Exhibit 5.1
| | | | |
| | Davis Polk & Wardwell LLP 450 Lexington Avenue New York, NY 10017 davispolk.com +1 212 450 4000 | | |
June 3, 2024
Royalty Pharma plc
110 East 59th Street
New York, NY 10022
Ladies and Gentlemen:
Royalty Pharma plc, an English public limited company organized under the laws of England and Wales (the “Company”) and Royalty Pharma Holdings Ltd, a private limited company organized under the laws of England and Wales (the “Guarantor”) are filing with the Securities and Exchange Commission a Registration Statement on Form S-3 (the “Registration Statement”) for the purpose of registering under the Securities Act of 1933, as amended (the “Securities Act”), (i) (a) Class A Ordinary Shares, par value $0.001 per share (the “Ordinary Shares”) of the Company; (b) preference shares (the “Preference Shares”) of the Company; (c) the Company’s senior debt securities and subordinated debt securities (collectively, the “Debt Securities”), which may be fully and unconditionally guaranteed by the Guarantor, and which may be issued pursuant to a senior debt indenture, among the Company, the Guarantor and Wilmington Trust, National Association, as trustee (the “Senior Debt Trustee”) (the “Senior Debt Indenture”) and a subordinated debt indenture among the Company, the Guarantor and Wilmington Trust, National Association, as trustee (the “Subordinated Debt Trustee” and, together with the Senior Debt Trustee, the “Trustees”) (the “Subordinated Debt Indenture,” and together with the Senior Debt Indenture, the “Indentures”); (d) warrants of the Company (the “Warrants”), which may be issued under one or more warrant agreements (each, a “Warrant Agreement”) to be entered into between the Company and the warrant agent to be named therein (the “Warrant Agent”); (e) purchase contracts (the “Purchase Contracts”) which may be issued under one or more purchase contract agreements (each, a “Purchase Contract Agreement”) to be entered into between the Company and the purchase contract agent to be named therein (the “Purchase Contract Agent”); (f) units (the “Units”) to be issued under one or more unit agreements to be entered into among the Company, a bank or trust company, as unit agent (the “Unit Agent”), and the holders from time to time of the Units (each such unit agreement, a “Unit Agreement”) and (g) guarantees (the “Guarantees”) of the Debt Securities by the Guarantor, to be issued under the Indentures.
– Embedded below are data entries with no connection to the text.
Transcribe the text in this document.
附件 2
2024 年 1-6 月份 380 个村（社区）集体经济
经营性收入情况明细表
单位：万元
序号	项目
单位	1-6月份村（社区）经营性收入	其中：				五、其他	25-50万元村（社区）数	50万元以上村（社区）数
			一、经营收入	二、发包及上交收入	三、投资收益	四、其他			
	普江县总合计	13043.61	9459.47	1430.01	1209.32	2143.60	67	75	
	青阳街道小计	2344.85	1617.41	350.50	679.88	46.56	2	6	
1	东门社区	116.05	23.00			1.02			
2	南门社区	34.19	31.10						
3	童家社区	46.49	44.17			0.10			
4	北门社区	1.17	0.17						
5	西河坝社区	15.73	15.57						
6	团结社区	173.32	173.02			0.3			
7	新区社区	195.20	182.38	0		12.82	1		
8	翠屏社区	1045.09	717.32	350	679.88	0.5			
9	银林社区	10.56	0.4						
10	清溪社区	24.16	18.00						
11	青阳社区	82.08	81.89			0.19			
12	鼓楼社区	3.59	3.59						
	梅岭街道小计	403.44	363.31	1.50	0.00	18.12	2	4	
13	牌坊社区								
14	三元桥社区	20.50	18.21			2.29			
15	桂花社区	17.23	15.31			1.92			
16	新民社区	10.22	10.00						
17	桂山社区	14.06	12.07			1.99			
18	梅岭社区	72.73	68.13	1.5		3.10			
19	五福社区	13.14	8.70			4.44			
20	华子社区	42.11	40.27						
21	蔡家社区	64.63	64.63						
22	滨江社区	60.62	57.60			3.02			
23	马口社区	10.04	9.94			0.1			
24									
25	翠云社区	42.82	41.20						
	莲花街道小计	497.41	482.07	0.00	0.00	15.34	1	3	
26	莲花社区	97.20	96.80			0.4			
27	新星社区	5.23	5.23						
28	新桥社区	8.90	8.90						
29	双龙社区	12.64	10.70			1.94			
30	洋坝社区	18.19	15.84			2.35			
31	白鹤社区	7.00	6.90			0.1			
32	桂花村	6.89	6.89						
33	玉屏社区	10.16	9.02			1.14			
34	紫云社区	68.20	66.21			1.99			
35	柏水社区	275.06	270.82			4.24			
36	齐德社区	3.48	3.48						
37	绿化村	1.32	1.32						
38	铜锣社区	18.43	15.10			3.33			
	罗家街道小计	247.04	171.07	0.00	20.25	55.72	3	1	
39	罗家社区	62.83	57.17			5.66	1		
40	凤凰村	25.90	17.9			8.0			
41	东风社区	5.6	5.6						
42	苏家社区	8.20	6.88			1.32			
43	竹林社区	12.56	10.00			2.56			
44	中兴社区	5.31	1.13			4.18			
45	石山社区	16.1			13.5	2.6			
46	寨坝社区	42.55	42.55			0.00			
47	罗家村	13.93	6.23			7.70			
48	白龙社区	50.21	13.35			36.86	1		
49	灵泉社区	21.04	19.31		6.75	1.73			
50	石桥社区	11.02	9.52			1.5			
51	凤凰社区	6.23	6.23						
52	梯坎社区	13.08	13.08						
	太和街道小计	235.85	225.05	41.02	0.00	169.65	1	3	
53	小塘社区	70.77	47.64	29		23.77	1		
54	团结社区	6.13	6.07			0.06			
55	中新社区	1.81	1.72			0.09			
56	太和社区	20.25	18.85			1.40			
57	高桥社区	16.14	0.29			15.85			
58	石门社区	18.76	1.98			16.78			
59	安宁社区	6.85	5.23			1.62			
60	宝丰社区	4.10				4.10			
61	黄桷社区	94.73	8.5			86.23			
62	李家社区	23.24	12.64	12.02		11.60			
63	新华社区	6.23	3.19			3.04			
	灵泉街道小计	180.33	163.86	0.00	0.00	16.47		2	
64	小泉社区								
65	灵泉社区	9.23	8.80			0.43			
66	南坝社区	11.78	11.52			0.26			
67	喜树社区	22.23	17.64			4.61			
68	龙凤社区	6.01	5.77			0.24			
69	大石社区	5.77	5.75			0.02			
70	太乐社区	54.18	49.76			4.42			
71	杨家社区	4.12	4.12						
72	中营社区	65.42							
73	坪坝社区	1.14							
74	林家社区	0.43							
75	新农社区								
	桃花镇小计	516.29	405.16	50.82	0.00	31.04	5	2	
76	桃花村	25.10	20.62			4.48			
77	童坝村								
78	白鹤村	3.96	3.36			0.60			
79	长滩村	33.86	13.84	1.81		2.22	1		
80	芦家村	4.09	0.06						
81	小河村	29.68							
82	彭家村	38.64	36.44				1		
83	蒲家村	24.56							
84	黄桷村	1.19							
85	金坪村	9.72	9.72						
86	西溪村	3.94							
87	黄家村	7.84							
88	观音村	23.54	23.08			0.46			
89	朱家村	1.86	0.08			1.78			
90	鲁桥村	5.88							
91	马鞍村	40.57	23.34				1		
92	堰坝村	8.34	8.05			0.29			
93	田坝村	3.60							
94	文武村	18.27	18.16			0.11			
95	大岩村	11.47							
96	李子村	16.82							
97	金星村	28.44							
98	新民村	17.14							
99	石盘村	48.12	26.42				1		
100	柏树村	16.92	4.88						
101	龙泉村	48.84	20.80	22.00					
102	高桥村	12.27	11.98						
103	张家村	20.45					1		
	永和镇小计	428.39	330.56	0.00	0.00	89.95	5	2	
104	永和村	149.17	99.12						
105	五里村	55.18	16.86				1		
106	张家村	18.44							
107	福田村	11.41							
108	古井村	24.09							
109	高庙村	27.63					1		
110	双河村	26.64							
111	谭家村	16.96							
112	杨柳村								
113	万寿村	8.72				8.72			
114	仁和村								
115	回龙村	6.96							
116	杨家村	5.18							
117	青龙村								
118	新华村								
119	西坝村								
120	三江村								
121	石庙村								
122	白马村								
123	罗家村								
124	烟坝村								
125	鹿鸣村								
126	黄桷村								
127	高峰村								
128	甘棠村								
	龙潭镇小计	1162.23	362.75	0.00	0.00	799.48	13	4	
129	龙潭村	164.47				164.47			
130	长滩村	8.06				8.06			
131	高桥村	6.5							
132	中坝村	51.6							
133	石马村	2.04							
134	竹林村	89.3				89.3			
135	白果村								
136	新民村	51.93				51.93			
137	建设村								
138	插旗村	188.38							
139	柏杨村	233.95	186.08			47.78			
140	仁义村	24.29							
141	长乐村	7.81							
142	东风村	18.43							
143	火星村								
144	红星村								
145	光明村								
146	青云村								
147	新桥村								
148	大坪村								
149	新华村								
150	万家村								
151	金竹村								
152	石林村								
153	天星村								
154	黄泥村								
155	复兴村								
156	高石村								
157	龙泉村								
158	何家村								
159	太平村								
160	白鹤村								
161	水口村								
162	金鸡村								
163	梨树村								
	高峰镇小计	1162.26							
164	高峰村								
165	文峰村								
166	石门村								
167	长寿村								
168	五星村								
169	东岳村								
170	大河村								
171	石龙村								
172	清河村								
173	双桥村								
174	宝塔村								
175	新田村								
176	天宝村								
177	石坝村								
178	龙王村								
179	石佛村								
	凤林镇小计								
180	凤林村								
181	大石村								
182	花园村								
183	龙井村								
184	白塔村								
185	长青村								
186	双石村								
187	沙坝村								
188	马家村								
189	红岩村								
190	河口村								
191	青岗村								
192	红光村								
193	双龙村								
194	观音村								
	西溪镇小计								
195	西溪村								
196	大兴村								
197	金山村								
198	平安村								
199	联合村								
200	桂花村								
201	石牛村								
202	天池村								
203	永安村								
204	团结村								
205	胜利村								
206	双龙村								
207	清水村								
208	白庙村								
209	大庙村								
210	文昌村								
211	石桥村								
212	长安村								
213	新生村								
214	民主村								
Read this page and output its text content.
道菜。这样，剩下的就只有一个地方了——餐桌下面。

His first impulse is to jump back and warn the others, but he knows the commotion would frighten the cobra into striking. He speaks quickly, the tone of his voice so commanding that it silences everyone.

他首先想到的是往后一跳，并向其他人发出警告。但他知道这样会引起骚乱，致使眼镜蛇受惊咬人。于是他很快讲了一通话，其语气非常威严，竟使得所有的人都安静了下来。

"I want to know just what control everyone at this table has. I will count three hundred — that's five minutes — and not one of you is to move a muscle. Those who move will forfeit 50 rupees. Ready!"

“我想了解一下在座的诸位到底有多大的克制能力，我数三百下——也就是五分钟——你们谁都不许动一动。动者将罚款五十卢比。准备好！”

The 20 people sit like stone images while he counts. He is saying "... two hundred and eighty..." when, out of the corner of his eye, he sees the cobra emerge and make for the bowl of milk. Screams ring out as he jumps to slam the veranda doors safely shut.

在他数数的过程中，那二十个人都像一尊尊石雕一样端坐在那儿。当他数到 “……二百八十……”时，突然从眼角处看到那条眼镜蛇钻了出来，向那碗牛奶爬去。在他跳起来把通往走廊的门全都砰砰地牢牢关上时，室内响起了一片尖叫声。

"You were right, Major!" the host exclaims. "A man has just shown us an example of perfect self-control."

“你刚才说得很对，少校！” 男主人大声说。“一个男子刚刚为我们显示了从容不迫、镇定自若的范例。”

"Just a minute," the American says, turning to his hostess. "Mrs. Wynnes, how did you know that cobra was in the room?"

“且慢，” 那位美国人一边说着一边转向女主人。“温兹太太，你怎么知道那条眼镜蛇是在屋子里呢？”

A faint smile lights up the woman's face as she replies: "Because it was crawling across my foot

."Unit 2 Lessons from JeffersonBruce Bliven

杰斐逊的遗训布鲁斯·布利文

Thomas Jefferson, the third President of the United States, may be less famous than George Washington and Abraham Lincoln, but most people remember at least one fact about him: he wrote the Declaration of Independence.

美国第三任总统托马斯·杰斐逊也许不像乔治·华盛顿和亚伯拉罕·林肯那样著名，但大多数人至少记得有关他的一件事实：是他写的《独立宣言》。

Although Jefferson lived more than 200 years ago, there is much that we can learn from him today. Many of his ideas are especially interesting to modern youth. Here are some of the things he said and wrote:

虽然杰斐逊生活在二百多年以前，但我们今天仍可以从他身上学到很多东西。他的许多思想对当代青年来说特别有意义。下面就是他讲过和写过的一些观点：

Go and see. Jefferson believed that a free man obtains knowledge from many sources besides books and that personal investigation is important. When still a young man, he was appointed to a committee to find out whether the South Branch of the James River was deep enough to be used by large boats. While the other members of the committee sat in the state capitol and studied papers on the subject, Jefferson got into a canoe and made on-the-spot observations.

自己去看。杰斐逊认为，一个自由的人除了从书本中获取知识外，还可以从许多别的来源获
We, as your counsel, have examined originals or copies of such documents, corporate records, certificates of public officials and other instruments as we have deemed necessary or advisable for the purpose of rendering this opinion.
In rendering the opinions expressed herein, we have, without independent inquiry or investigation, assumed that (i) all documents submitted to us as originals are authentic and complete, (ii) all documents submitted to us as copies conform to authentic, complete originals, (iii) all documents filed as exhibits to the Registration Statement that have not been executed will conform to the forms thereof, (iv) all signatures on all documents that we reviewed are genuine, (v) all natural persons executing documents had and have the legal capacity to do so, (vi) all statements in certificates of public officials and officers of the Company and the Guarantor that we reviewed were and are accurate and (vii) all representations made by the Company and the Guarantor as to matters of fact in the documents that we reviewed were and are accurate.